Мысли сползали в кучу, ладони снова замерзли. Лобовое уже замело. Как в норе, подумал Михалыч. Или как в этой… у матери в животе. Только там тепло. Тепло и нормально, все условия. А здесь…
Михалыч достал зажигалку, нажал, поглядел на огонек. Огонек слегка качался и щекотал лицо теплом. Вспомнил, полез в сумку и достал свечи. В храм он так и не зашел, думал, в следующий раз. Все они были здесь, все пятнадцать. Михалыч зажег пять и укрепил перед собой. Одна тут же упала, Михалыч поискал ее внизу и вернул на место. Остальные оставил про запас. Стал глядеть на свечи. Заметил легкий пар от своего дыхания. Но от свечей шло тепло, обтекало щеки, лоб, нос и доходило до ушей. Если подержать ладонь над огнем, тоже чувствовалось. Михалыч поставил в мобильнике побудку на через час и прикрыл глаза.

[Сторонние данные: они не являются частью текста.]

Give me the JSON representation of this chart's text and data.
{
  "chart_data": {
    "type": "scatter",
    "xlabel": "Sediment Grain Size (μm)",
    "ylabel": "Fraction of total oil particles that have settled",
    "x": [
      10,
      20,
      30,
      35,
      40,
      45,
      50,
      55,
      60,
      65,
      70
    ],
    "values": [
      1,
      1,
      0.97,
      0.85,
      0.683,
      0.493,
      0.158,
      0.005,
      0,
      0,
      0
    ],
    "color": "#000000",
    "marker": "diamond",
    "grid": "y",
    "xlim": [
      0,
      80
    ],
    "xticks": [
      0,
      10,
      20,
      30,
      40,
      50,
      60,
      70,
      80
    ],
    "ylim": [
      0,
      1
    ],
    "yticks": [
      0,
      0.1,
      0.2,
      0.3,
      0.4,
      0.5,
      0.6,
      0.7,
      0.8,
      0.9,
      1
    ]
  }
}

Мать, Лена, рыбы – все мешалось в одну кучу. Выплыла елка на Ленинском, уже поставленная без него, украшенная лампочками. Под ней стоял Дед Мороз и беззвучно, как рыба, открывал рот, а неподалеку плясали разные персонажи. Михалыч приоткрывал глаза, видел расплывающиеся язычки, но ничего уже не понимал. С заднего сиденья что-то сказала мать, но повернуться и разлепить губы сил не было.

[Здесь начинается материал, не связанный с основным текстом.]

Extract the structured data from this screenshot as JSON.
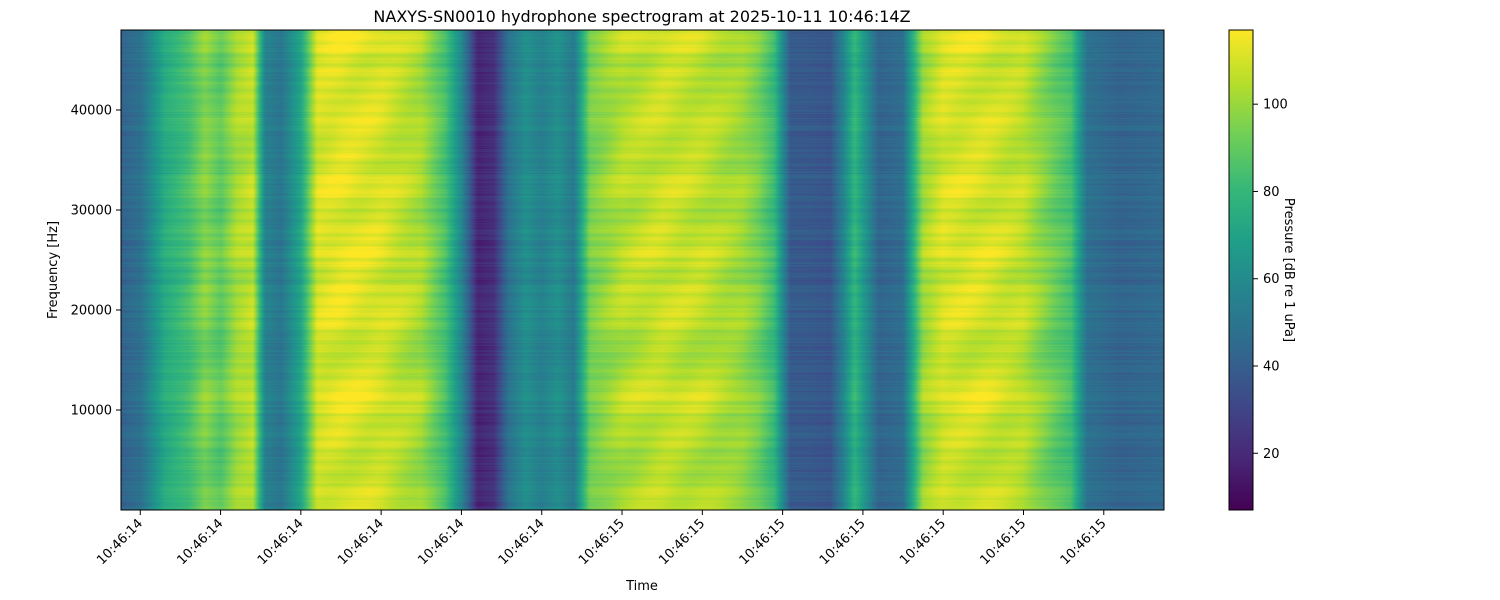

Последнее, что видел Михалыч, засыпая, был торопливый свадебный полет муравьев, виданный им в детстве. Муравьиные царицы и цари кружились и падали без сил на хвою. Некоторые снова взлетали – за добавочной порцией любви. Пекло солнце, освещая муравейник, как золотую гору; и конца этим муравьиным играм не было.